Z wnioskiem o przygotowanie takich zmian w kodeksie wystąpili do posłów Sojuszu działacze miejskich struktur SLD z Łodzi i Pabianic. Na spotkaniu z mediami przypomnieli, że jeden z artykułów Kodeksu wyborczego wyklucza prowadzenie kampanii wyborczych m.in. na terenach instytucji publicznych, rządowych, samorządowych, szkołach czy jednostkach wojskowych. - Chcemy ten katalog miejsc rozszerzyć o związki wyznaniowe - podkreślili politycy SLD.
"Partie nie angażują się w wybór biskupów"
Według nich jedną z głównych zasad rozdziału Kościoła od państwa powinno być poszanowanie autonomii jednej, jak i drugiej strony. Tymczasem - jak twierdzą - każdy okres wyborów pokazuje, że zwłaszcza Kościół katolicki, poprzez agitację coraz bardziej stara się wpływać na wyniki wyborów w Polsce. W ocenie polityków Sojuszu taka sytuacja jest niedopuszczalna. - Czy przedstawiciele jakiejś partii angażują się w wybór jakiegoś biskupa, arcybiskupa czy kardynała? - pytali.

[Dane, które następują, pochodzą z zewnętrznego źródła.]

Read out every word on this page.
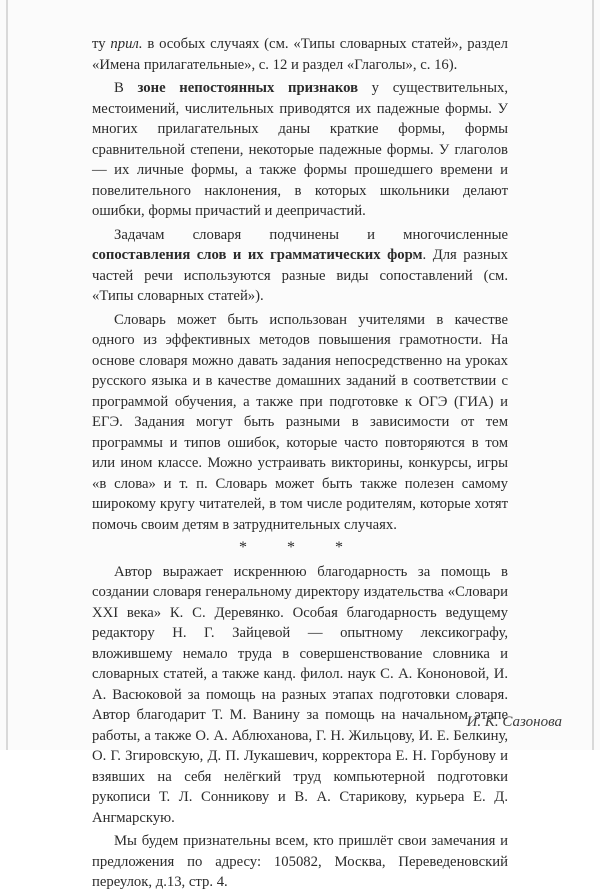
ту прил. в особых случаях (см. «Типы словарных статей», раздел «Имена прилагательные», с. 12 и раздел «Глаголы», с. 16).

В зоне непостоянных признаков у существительных, местоимений, числительных приводятся их падежные формы. У многих прилагательных даны краткие формы, формы сравнительной степени, некоторые падежные формы. У глаголов — их личные формы, а также формы прошедшего времени и повелительного наклонения, в которых школьники делают ошибки, формы причастий и деепричастий.

Задачам словаря подчинены и многочисленные сопоставления слов и их грамматических форм. Для разных частей речи используются разные виды сопоставлений (см. «Типы словарных статей»).

Словарь может быть использован учителями в качестве одного из эффективных методов повышения грамотности. На основе словаря можно давать задания непосредственно на уроках русского языка и в качестве домашних заданий в соответствии с программой обучения, а также при подготовке к ОГЭ (ГИА) и ЕГЭ. Задания могут быть разными в зависимости от тем программы и типов ошибок, которые часто повторяются в том или ином классе. Можно устраивать викторины, конкурсы, игры «в слова» и т. п. Словарь может быть также полезен самому широкому кругу читателей, в том числе родителям, которые хотят помочь своим детям в затруднительных случаях.

* * *

Автор выражает искреннюю благодарность за помощь в создании словаря генеральному директору издательства «Словари XXI века» К. С. Деревянко. Особая благодарность ведущему редактору Н. Г. Зайцевой — опытному лексикографу, вложившему немало труда в совершенствование словника и словарных статей, а также канд. филол. наук С. А. Кононовой, И. А. Васюковой за помощь на разных этапах подготовки словаря. Автор благодарит Т. М. Ванину за помощь на начальном этапе работы, а также О. А. Аблюханова, Г. Н. Жильцову, И. Е. Белкину, О. Г. Згировскую, Д. П. Лукашевич, корректора Е. Н. Горбунову и взявших на себя нелёгкий труд компьютерной подготовки рукописи Т. Л. Сонникову и В. А. Старикову, курьера Е. Д. Ангмарскую.

Мы будем признательны всем, кто пришлёт свои замечания и предложения по адресу: 105082, Москва, Переведеновский переулок, д.13, стр. 4.

И. К. Сазонова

Działacze SLD nie chcą, aby podczas najbliższej kampanii wyborczej przed kościołami rozdawane były ulotki, aby na ogrodzeniach kościołów wisiały bilbordy z wizerunkami kandydatów. Uważają, że skoro miejsca użyteczności publicznej zostały z prowadzenia kampanii wyłączone, to również z tego powinny być wyłączone związki wyznaniowe.

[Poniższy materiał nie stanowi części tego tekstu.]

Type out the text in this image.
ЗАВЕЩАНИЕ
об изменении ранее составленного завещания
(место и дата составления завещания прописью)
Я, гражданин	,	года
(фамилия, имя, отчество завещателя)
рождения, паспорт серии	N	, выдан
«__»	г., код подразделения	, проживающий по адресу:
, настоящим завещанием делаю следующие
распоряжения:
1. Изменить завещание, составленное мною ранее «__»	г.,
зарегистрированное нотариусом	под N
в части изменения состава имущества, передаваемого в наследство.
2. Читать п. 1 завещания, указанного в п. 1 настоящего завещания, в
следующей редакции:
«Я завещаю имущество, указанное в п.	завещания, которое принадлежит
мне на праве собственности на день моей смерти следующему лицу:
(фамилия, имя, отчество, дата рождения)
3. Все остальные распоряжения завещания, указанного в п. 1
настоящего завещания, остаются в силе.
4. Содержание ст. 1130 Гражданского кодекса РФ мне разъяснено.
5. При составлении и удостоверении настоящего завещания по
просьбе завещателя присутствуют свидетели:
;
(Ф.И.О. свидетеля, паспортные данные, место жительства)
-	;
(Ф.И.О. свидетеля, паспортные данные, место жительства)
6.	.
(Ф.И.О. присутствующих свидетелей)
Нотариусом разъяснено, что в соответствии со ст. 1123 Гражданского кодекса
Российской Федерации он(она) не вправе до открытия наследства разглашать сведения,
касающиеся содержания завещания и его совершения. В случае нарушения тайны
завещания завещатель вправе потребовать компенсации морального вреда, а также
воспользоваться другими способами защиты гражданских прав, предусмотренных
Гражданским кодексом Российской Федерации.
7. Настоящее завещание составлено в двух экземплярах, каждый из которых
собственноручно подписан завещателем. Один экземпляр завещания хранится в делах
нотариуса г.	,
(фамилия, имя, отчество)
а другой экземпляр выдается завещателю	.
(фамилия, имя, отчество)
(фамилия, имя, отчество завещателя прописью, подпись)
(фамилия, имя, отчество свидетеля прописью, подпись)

"Liczymy na poparcie innych klubów"
Obecny na spotkaniu z mediami Joński, zadeklarował, że przygotuje takie zmiany w Kodeksie wyborczym i przedstawi je swoim partyjnym kolegom w parlamencie. Jest przekonany, że poprą oni te zmiany, które mają spowodować, że już nigdy więcej ksiądz nie mówił z ambony, na kogo należy głosować.
- Obecnie to jest dobra chwila, aby taką nowelizację kodeksu wprowadzić. Jesteśmy dwa lata po wyborach, nikt nie będzie nam, pomysłodawcom i wnioskodawcom zarzucał, że robimy to w kontekście zbliżających się wyborów. Chcemy na spokojnie przygotować te zmiany i liczymy, że inne kluby nas poprą - powiedział Joński.